Richard never married. That fact shouldn’t be regarded as any meaningful guide to his sexuality, much less an implication of criminal behavior. But the phrase “unmarried”, frequently deployed as a euphemism for gay, has been freshly endowed with unsavory connotations too, by the focus on unmarried Savile (who turned out to have a predilection for girls though his victims also included boys) and unmarried Smith (whose alleged victims were boys). What is relevant is not whether these victims were male or female but that they were in many cases underaged and that Savile and Smith expertly used positions of power to behave as predators. But instead, each new revelation provokes public reactions that are not only misguided but dangerous. “I always knew there was something wrong with Savile,” Britons are much given to remarking. Well, maybe, but Savile’s single state was no more a reliable signifier of his criminal activities than was his flamboyant dress sense.
There are many things about Cliff Richard that some people find a little unsettling: his amortal determination to hang on to the appearance of youth, the bizarre calendar poses, the relentlessly chirpy public persona, the evangelistic tendencies.
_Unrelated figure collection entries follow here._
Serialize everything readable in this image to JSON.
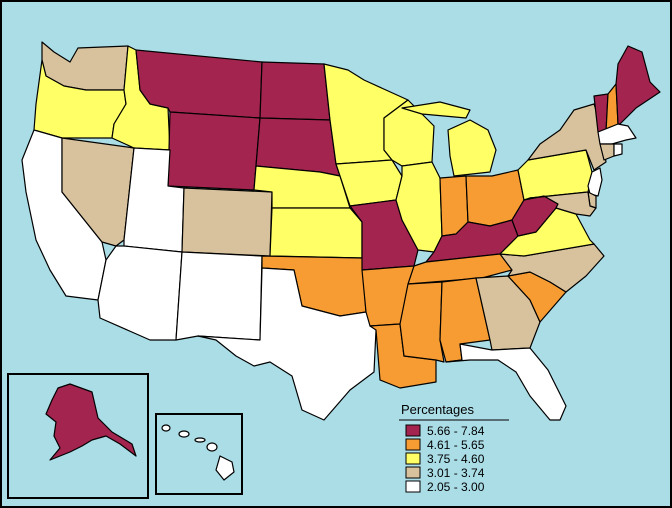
{
  "colors": {
    "ocean": "#abdde7",
    "land_outline": "#000000",
    "frame": "#000000"
  },
  "legend": {
    "title": "Percentages",
    "items": [
      {
        "label": "5.66 - 7.84",
        "color": "#a3244f"
      },
      {
        "label": "4.61 - 5.65",
        "color": "#f79c33"
      },
      {
        "label": "3.75 - 4.60",
        "color": "#ffff66"
      },
      {
        "label": "3.01 - 3.74",
        "color": "#d8c29e"
      },
      {
        "label": "2.05 - 3.00",
        "color": "#ffffff"
      }
    ]
  },
  "state_classes": {
    "WA": 3,
    "OR": 2,
    "CA": 4,
    "NV": 3,
    "ID": 2,
    "MT": 0,
    "WY": 0,
    "UT": 4,
    "AZ": 4,
    "CO": 3,
    "NM": 4,
    "ND": 0,
    "SD": 0,
    "NE": 2,
    "KS": 2,
    "OK": 1,
    "TX": 4,
    "MN": 2,
    "IA": 2,
    "MO": 0,
    "AR": 1,
    "LA": 1,
    "WI": 2,
    "IL": 2,
    "MI": 2,
    "IN": 1,
    "OH": 1,
    "KY": 0,
    "TN": 1,
    "MS": 1,
    "AL": 1,
    "GA": 3,
    "FL": 4,
    "SC": 1,
    "NC": 3,
    "VA": 2,
    "WV": 0,
    "PA": 2,
    "NY": 3,
    "VT": 0,
    "NH": 1,
    "ME": 0,
    "MA": 4,
    "CT": 3,
    "RI": 4,
    "NJ": 4,
    "DE": 3,
    "MD": 3,
    "AK": 0,
    "HI": 4
  }
}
These do not mark him out as a guilty man any more than his evangelism—he told a Sheffield newspaper after the Billy Graham event “I go wherever Christians invite me to speak about Jesus. It’s a platform I’ve been given by God”—provides a guarantee of god-fearing behavior.
Sure, social attitudes in the U.K. and many other countries have transformed. We are far more accepting of difference, not least because difference has become the norm, with fewer heterosexual couples marrying or staying married or having children and many more people living in same-sex relationships or alone for a wide variety of reasons. But these changes, and attempts by governments to recognize them, continue to provoke backlashes too. The gay community is one group that has suffered, as strident opponents of same-sex marriage on both sides of the Atlantic have ridiculously and deliberately conflated gay and lesbian relationships with criminality. And unfortunately, when 60 Texas lawmakers claim same-sex marriage could encourage pedophilia and bigamy, or when British peer and former Cabinet minister Norman Tebbit suggests such unions risk opening the door to incest, there are receptive audiences for their views.
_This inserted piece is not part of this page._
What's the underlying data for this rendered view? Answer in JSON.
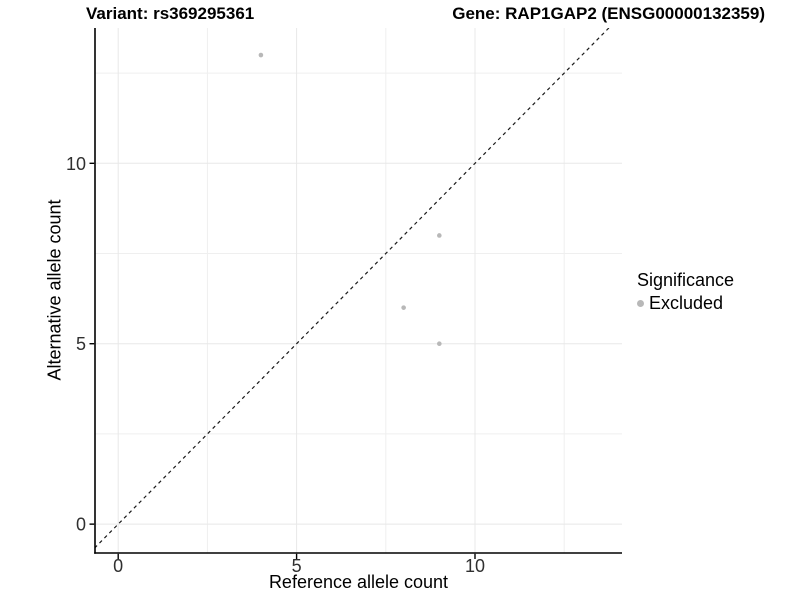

Stonewall, a British organization campaigning against discrimination, has been concerned by the intersecting hostilities unleashed in the aftermath of Savile and during the debate on gay marriage (which became legal in the U.K. in March). “It’s deeply damaging and dangerous to make unfounded comparisons between pedophilia and homosexuality. Lesbian, gay and bisexual people still face daily discrimination. Those who falsely link loving, committed relationships between adults of the same sex and paedophilia only seek to further stigmatise gay people,” says Stonewall’s Richard Lane.
The lesson of Savile and the other investigations his case has inspired must be to listen to victims, not to make more victims by judging people on superficial grounds and creating room for bigots.